Sedangkan para punggawa yang turut hadir dibangsal Pagelaran, terutama yang duduk di deretan depan seperti ;para bupati, satriya,tumênggung, dêmang,mantri, arya, rangga santana,semuanya cuma bergumam tidak berani mengambil sikap untuk menolong Rajanya dan ki Patih.
Kemudian Raja Rum dan Patih bertobat dan minta ampun, tubuhnya babak belur terbentur tiang. Sultan Mataram maupun Sekh Jangkung merasa kasih kepada kedua pejabat itu, kemudian kopyahnya dipakai kembali, dan kedua orang itu duduk sambil memegangi kepalanya. Setelah merasa nyaman Sang Raja maupun Patih menubruk Sultan Mataram akan melakukan sembah, namun dengan cepat Sultan meraih kedua tangan Raja Rum diajak berdiri, demikian pula ki Patih.
Setelah itu, Sultan Agung dan Sekh Jangkung dipersilakan masuk ke dalam Istana sang Raja, dan telah disajikan hidangan yang bermacam-macam, sambil makan sang Raja menanyakan jati diri tamunya yang yang sedang menyamar ini.
“ Paduka Raja, sebenarnya hamba adalah Sultan Mataram itu, sedangkan teman hamba, sebenarnya kakak ipar.”

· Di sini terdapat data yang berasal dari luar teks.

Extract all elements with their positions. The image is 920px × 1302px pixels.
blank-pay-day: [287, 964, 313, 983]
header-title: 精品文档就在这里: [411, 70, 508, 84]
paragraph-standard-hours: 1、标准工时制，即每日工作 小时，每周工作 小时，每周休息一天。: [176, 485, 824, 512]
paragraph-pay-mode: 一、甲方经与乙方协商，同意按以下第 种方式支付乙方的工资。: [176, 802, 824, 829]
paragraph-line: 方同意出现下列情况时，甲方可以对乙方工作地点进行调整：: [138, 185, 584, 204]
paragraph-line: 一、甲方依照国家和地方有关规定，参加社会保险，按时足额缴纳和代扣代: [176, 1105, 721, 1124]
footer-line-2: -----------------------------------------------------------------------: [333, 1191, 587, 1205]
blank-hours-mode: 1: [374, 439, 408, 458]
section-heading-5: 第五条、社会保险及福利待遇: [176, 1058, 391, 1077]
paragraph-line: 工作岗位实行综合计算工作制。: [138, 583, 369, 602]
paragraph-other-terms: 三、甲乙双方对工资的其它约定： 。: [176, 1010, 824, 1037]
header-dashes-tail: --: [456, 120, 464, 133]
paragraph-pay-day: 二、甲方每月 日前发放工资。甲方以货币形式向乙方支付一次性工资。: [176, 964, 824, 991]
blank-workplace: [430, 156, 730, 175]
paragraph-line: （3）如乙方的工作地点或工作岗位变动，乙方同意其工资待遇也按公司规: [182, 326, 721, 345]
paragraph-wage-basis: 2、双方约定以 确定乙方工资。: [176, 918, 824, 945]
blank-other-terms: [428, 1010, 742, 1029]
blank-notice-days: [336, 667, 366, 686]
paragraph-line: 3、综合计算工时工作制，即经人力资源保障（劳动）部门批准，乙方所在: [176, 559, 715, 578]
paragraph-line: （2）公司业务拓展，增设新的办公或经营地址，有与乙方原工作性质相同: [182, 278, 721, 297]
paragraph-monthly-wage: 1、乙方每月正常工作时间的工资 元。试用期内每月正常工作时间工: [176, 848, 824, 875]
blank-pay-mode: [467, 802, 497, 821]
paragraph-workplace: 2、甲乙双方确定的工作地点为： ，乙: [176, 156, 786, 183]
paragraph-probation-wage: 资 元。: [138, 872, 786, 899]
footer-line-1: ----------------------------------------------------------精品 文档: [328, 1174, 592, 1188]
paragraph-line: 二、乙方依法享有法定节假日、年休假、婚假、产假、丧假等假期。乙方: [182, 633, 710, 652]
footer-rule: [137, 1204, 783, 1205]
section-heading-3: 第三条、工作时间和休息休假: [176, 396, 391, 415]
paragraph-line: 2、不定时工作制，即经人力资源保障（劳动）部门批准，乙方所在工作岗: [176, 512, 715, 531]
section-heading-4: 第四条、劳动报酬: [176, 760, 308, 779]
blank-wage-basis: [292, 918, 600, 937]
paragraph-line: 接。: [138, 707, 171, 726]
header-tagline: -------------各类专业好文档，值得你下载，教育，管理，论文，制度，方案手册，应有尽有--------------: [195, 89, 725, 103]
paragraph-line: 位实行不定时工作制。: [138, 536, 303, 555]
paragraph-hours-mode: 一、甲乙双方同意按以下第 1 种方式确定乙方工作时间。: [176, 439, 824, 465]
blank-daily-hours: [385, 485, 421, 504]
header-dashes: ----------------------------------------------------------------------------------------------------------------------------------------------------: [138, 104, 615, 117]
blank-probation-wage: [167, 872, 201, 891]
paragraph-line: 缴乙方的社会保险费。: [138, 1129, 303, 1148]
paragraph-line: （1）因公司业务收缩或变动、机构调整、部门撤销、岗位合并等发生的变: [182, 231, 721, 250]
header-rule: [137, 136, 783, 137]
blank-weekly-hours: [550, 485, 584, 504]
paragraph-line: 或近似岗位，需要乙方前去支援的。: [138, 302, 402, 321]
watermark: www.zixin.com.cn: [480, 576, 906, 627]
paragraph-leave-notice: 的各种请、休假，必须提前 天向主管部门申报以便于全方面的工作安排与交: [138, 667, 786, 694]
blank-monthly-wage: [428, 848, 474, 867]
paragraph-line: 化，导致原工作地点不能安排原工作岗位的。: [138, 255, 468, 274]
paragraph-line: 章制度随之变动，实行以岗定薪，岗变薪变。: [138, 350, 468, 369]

“ kalau begitu, niatku menyerang Mataram aku batalkan saja, bukankah kita sudah bertemu disini, lagi pula bukankah tadi hamba Raja Rum dengan disaksikan oleh para nayaka praja kami, sudah menyatakan takluk pada paduka Sultan Agung di Mataram!”
Sultan Agung menganggukkan kepala, sambil tersenyum.
“bukankah kita, sekarang ini sudah jelas menjadi sahabat?”
“ tentu Kanjeng Sultan, dan itu sampai anak cucu paduka, tetap menjadi sahabat.”